Oddly enough, the article mentions no points of etiquette in dealing with Americans. Surely we Yanks are funny-peculiar enough, as Brits see us, for VisitBritain to offer a few tips to hoteliers about staying in our good graces.

As a favor to VisitBritain, I will contribute a few suggestions in aid of mutual understanding.

Please insert this additional material between pages 7 and 8. It has been conveniently numbered 7a through 7b.
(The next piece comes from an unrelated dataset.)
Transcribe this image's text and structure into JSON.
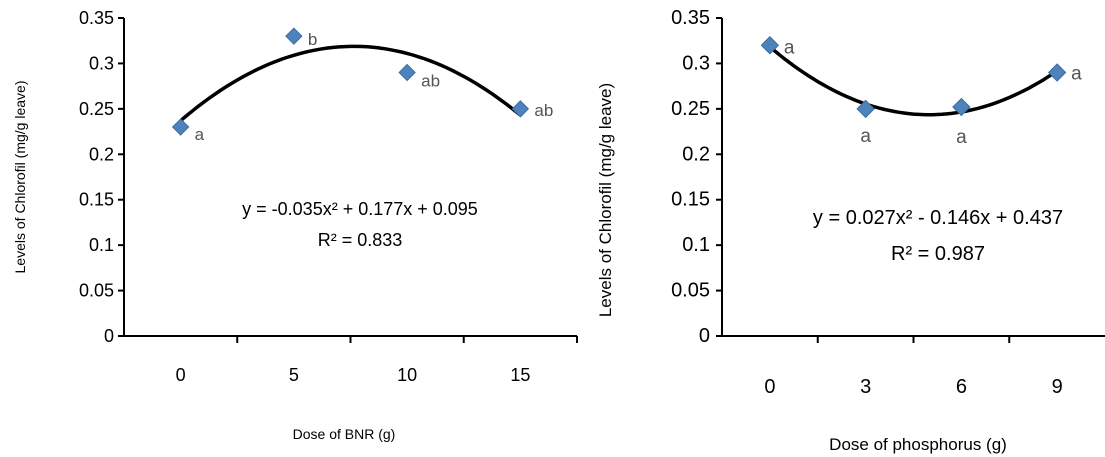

Unless your facility is located in London or Bath, you will rarely encounter this species. Nevertheless, every so often one will fetch up, probably lost.

We understand your antipathy to these racist, sexist, homophobic, Islamophobic gun-twirling primitives. Bear in mind, however, that despite the best efforts of Imam Obama to redistribute income fairly, there remains a disreputable legion of Americans with more than enough money. You might as well take your share and then some.

Please observe the following rules: 

1. Do not laugh when an American tries to pronounce "Vauxhall" when speaking of his/her rental car.

2. Do not joke, "So you're from that place where they drive on the wrong side?" Similarly, if you are giving road directions, resist the temptation to include a witticism about "You'll have to take a roundabout route ... roundabout, get it?"

3. Do say, "Feel as comfortable as you like, we understand heterosexuals here, don't we, Mavis?" (if your wife or assistant is named Mavis).

4. If asked for recommendations for a local pub, remember that Americans want Traditional, with pipe-smoking, pullover-clad boozers consulting The Football News. Do not send them to a smart modern place with a name like "The Jerkin' Ferkin." In the likely event that you have no traditional pub within 75 kilometres, just explain that "The Duke of Wellington" is closed for six months while they polish the horse brasses. "If you're heading for London, try 'The Grenadier,' I reckon."

5. For a first offence, consider not calling the police if someone is gauche enough to ask why so many churches have been converted to mosques. Remember your guests are foreigners, with all that can imply of multiculturalism paranoia.

Keep calm and carry on making money!